By TechThop Team
Posted on: 13 Aug, 2022
The Chinese chipmaker Semiconductor Manufacturing International Corp (SMIC) reported a 42% rise in second-quarter revenue on Friday but also warned of 'panic and uncertainty.
During an earnings call, co-CEO Zhao Haijun said a slowdown in smartphone demand has driven down prices for certain chips.
According to him, global growth is slowing and supply and demand are rebalancing, which could lead to a semiconductor glut shortly.
A company that makes memory chips has lowered its current-quarter revenue forecast in response to waning demand for PCs and smartphones, while a company that makes GPU chips has warned of weak gaming demand.
A Refinitiv consensus estimate predicted $1.9 billion in revenue for SMIC's April-June quarter.

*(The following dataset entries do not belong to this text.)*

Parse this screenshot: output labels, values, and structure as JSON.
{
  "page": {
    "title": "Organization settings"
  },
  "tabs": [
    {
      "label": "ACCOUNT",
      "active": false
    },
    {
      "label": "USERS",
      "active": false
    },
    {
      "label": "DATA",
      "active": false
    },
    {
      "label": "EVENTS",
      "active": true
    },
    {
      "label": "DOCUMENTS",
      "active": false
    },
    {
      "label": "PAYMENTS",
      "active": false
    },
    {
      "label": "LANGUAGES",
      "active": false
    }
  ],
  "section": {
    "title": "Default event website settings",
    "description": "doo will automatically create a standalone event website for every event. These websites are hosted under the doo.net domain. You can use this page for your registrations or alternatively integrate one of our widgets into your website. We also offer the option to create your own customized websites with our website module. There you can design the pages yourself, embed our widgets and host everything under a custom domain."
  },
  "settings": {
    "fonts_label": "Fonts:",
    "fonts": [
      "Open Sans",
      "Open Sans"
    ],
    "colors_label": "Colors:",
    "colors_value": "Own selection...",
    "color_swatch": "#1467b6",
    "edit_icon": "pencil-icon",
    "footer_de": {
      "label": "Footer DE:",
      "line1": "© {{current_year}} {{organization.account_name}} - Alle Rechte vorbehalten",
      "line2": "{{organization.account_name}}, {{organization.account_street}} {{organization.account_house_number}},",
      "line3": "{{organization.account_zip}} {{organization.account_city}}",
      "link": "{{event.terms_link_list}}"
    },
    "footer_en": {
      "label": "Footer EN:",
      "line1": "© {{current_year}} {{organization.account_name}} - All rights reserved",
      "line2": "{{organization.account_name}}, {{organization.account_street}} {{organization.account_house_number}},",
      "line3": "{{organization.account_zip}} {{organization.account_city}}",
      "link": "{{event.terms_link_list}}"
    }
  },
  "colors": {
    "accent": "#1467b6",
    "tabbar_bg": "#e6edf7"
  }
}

The company poured funds into capacity expansion, which resulted in a quarter-point decline in net profit to $514.3 million. Still, it beat analysts' average estimate of $475 million.
The company opened fabs in Shanghai, Beijing, and Shenzhen last year when the chip shortage was at its peak. Zhao said the new projects are proceeding according to plan.
In the first half of the year, the company spent $2.5 billion and increased its production of 8-inch wafers by 53,000 wafers a month.
Zhao will also step down as an executive board member to concentrate on his responsibilities as co-CEO of SMIC.
In his place, Wu Hanming, a former Intel executive who returned to China before becoming an independent non-executive director of the board, replaced former Arm executive William Tudor Brown.